- Birth name: Robert Orrin Tucker
- Born: February 17, 1911 St. Louis, Missouri, United States
- Died: April 9, 2011 (aged 100) South Pasadena, California, United States
- Occupation: Bandleader
- Instrument: Saxophone
- Years active: 1939–1990s

= Orrin Tucker =

Robert Orrin Tucker (February 17, 1911 – April 9, 2011) was an American bandleader born in St. Louis, Missouri, United States, whose theme song was "Drifting and Dreaming". His biggest hit was "Oh Johnny, Oh Johnny, Oh!" (1939), sung by vocalist "Wee" Bonnie Baker. He founded his first band while a college student at North Central College in Naperville, Illinois.

==Career ==
Orrin Tucker's big band, which he formed in 1933, specialized in a more relaxed style of swing, which was somewhat less complex than the music of Duke Ellington, Benny Goodman and other famous contemporary bandleaders of the day. Tucker's orchestra produced more than 70 recordings. Tucker's most successful hit was the 1939 recording of the 1917 song "Oh Johnny, Oh Johnny, Oh!," featuring the singer Wee Bonnie Baker. It sold over one million copies, and was awarded a gold disc by the RIAA. Orrin Tucker applied for active duty in the Medical Corps in the Navy; he left the Orchestra June 7, 1942 and by July 15, 1942 expected the call for duty.

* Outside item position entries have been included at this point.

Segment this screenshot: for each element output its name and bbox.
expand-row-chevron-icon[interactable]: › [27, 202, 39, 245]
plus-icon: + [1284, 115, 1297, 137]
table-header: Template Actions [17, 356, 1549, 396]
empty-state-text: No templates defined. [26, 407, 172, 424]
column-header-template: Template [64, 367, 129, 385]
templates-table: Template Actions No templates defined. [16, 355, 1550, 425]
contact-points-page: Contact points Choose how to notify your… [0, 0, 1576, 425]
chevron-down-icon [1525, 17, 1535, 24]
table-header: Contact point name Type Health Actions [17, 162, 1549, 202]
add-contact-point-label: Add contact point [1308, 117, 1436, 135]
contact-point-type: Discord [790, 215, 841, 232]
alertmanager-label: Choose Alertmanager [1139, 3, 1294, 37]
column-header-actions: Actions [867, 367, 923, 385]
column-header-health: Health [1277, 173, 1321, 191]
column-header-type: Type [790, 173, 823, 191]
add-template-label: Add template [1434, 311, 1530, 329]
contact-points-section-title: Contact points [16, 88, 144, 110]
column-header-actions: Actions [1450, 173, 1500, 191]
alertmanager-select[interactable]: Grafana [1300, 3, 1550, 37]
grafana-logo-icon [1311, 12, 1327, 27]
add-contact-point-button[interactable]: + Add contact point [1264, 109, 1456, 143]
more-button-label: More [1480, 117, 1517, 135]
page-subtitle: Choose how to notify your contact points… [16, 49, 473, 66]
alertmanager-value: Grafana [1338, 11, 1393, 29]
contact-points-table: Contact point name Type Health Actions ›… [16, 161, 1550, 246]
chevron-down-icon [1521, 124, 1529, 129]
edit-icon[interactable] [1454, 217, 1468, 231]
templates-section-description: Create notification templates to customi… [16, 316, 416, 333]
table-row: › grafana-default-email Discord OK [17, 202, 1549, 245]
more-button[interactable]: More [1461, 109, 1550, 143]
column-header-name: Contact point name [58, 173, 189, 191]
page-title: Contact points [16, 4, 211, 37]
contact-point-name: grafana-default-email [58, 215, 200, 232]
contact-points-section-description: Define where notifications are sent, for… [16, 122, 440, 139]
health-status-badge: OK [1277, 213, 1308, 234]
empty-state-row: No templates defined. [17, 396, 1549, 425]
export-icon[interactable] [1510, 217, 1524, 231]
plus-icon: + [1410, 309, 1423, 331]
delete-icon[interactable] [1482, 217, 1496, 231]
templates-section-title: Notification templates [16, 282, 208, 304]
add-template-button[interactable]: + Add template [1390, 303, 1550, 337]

He later appeared on Your Hit Parade.

Tucker and his orchestra remained active until the 1990s, when health problems forced him to retire. In 2003, Tucker was interviewed about his passion for music and his long career as a bandleader by the NAMM Oral History Program. He died in South Pasadena, California, on April 9, 2011, aged 100.